The Tarantula In The Box
My entire college career, I had a job in a biology lab that studied toxicology and teratology, basically the effect of chemicals on animal and human development. My illustrious professor, who was quite a character, had two pet tarantulas that he kept in a cage in the lab. One night, one of the tarantulas got loose and we returned to work the next day to discover that the housekeeper had squashed it flat on the floor. She outright refused to clean the lab until he got rid of the other tarantula. Since I had had plenty of weird pets, but never a tarantula, I told my boss I would love to take it home. I put it in a little square box and carried it with me that afternoon. Since the first six months of college I lived at home (God help me), Mom was giving me a ride home. Now keep in mind that throughout my childhood and adolescence, she had put up with hamsters, anoles, toads, praying mantises, mice, gerbils, tadpoles, fish and snakes, so she was a) a saint and b) naturally suspicious of my tightly closed box.

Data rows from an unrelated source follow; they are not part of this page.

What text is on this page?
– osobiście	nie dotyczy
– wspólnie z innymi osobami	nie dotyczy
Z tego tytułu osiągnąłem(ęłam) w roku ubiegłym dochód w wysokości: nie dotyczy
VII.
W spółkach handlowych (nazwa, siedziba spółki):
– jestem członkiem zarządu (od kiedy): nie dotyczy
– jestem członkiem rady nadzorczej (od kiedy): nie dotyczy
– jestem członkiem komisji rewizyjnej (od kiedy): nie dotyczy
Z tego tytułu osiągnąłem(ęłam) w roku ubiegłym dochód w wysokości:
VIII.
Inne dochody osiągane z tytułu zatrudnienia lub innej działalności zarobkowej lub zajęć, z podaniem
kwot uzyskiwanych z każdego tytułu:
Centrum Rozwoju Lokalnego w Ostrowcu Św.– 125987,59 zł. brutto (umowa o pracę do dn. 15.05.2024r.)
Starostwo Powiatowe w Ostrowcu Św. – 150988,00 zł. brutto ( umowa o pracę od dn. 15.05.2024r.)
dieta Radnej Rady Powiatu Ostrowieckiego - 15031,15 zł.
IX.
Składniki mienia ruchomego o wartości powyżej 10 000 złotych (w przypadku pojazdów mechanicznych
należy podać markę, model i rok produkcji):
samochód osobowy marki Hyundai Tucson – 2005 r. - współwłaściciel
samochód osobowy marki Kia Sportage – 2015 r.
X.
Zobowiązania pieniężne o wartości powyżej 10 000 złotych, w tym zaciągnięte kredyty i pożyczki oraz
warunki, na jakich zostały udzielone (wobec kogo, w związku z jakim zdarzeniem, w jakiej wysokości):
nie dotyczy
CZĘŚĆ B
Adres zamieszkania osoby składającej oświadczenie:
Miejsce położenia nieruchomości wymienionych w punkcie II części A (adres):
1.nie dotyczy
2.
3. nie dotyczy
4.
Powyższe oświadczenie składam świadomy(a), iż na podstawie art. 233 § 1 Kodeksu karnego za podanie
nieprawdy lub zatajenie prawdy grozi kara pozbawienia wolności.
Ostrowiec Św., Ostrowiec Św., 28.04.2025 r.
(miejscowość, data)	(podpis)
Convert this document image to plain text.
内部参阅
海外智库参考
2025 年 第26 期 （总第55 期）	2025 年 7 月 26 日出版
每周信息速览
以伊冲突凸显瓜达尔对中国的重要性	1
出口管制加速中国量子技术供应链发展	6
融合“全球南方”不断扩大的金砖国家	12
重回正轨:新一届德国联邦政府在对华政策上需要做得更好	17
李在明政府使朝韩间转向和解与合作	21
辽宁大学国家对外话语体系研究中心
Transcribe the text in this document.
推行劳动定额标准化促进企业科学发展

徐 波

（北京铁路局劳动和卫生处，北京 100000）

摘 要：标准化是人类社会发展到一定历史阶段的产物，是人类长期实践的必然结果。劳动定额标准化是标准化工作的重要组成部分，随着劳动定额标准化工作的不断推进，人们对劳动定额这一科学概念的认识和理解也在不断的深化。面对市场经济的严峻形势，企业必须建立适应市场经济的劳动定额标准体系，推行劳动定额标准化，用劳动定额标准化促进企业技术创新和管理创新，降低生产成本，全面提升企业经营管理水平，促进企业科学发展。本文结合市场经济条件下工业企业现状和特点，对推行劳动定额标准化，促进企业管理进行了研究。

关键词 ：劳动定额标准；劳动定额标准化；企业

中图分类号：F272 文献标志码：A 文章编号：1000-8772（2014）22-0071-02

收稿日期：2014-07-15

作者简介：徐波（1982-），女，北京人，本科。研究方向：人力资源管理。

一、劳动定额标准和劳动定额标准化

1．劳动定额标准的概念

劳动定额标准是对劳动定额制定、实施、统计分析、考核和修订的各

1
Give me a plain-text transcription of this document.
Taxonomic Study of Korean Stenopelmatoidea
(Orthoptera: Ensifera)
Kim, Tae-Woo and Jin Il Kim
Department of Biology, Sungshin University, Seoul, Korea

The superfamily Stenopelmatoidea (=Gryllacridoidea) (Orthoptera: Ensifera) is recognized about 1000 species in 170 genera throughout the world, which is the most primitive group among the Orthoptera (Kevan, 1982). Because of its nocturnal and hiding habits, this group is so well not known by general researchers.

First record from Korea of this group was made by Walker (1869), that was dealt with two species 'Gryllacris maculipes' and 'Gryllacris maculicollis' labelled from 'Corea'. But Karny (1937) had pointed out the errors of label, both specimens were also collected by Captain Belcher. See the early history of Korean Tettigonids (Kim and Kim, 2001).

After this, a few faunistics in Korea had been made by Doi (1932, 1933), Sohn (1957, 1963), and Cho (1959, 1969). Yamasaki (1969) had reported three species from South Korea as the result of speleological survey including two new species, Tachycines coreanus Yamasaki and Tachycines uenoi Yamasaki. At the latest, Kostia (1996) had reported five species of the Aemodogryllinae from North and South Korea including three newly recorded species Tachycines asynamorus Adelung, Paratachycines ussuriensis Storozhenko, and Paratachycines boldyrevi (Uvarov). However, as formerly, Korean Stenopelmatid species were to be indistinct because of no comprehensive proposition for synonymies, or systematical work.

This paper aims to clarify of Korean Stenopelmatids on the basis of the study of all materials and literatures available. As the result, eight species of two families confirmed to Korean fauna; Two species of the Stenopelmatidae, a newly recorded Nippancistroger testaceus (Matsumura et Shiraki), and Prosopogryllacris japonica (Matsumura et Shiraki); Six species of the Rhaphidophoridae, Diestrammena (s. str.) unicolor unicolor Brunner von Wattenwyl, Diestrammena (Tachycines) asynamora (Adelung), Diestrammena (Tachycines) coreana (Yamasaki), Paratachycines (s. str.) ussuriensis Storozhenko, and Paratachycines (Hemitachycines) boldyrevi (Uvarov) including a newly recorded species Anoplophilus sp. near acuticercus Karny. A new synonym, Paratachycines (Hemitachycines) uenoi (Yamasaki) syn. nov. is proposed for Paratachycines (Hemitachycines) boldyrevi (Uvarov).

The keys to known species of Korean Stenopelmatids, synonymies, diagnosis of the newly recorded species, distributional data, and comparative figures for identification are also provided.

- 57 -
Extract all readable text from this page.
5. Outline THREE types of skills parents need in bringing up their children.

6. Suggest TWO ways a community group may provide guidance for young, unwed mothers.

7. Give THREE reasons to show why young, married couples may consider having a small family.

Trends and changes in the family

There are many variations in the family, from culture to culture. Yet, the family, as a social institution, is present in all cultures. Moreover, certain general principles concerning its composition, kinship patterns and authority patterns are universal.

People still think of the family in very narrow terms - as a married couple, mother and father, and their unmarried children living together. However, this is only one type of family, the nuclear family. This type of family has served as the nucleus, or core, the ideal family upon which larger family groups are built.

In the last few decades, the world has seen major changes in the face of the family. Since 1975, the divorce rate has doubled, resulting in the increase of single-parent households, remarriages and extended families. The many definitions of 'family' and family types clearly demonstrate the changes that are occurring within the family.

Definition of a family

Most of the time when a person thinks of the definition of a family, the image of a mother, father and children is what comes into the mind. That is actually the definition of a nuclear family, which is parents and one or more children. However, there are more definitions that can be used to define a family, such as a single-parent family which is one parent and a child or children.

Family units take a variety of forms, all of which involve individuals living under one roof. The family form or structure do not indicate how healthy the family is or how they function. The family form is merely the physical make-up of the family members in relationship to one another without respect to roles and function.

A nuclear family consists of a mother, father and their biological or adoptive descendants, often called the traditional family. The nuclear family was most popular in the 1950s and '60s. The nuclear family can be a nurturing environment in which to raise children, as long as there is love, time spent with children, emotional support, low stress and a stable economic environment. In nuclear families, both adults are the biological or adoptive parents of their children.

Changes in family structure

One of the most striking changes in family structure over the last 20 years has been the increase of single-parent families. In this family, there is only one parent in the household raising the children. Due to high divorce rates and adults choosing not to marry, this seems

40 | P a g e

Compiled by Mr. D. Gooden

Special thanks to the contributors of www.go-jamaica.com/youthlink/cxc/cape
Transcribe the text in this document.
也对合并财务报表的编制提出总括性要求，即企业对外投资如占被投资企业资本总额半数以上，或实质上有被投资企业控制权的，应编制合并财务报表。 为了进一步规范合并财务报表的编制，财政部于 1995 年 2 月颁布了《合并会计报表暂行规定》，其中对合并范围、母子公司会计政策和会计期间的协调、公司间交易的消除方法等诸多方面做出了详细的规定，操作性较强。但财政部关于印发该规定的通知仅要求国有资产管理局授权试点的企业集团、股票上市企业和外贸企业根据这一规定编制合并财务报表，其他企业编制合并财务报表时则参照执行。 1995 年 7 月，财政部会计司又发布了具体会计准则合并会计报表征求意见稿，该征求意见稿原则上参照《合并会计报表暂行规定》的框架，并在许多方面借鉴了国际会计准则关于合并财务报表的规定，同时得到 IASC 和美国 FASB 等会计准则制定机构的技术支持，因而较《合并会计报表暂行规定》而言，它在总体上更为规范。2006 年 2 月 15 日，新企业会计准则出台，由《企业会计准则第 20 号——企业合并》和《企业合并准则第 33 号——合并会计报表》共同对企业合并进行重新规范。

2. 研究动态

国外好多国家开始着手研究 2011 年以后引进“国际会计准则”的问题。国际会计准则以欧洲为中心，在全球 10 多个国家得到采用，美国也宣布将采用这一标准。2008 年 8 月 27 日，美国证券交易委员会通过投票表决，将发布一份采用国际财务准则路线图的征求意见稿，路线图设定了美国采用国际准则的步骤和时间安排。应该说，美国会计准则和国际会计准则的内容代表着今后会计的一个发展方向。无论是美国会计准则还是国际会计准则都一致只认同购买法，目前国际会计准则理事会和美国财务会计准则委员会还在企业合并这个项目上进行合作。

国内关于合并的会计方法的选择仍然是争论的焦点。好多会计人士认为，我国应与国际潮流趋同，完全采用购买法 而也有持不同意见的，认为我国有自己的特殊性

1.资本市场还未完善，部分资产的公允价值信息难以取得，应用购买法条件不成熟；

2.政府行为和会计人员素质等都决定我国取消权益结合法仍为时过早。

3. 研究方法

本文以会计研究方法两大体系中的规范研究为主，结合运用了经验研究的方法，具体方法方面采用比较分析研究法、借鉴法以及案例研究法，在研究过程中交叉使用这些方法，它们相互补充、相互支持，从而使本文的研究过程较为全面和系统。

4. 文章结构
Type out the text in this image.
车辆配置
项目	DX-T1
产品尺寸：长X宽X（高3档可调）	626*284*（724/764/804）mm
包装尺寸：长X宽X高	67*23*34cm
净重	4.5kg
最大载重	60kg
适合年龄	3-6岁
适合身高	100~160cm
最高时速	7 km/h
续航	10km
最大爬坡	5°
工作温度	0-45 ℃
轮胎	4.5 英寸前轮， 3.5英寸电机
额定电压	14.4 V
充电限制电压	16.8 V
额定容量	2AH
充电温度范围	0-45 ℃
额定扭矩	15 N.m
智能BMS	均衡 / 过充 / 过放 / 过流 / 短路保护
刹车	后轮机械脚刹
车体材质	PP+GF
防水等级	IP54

“What’s in the box?” she said, when I got into the car. “Nooooothiiiiing,” I responded. “I SAID, what’s in the box?” she said. “Noooothiiiiing”, I responded. “I’ll see it when we get home,” she said. I clutched the box on my lap. Nothing was coming between me and my new furry friend. “I know there’s something alive in there,” said Mom.
When we got home I scuttled off to my room. I picked out a tank approximately the right size for my new spider friend. I opened the box and HOLYCRAPITLEAPEDRIGHTOUTATMYFACE!!!! I let out a banshee shriek as I caught a glimpse of hideous fangs and evil little eyes and scruffy little hairs. It ran right by me and headed for the wall, which it started climbing. My mother came running in. “I KNEW it,” she said. “I KNEW it was something like that! I KNEW it!” At that moment I realized what I had forgotten: I HATE spiders. Oh yeah. Small detail. Saint that my mother could be, she helped me scoop the giant spider back into the box and seal off the lid. I was shaking. I could see those fangs, clear as day.
The next day, I brought the tarantula back to work with me. I wordlessly handed it to my boss. He wordlessly took it back from me and put it back into the tank. “So what,” he seemed to say. “We don’t need a housekeeper in THIS lab,” True to her word, the housekeeper refused to come back in the room. So he hired the wife of one of his researchers to do the cleaning. Apparently she didn’t have a problem with spiders.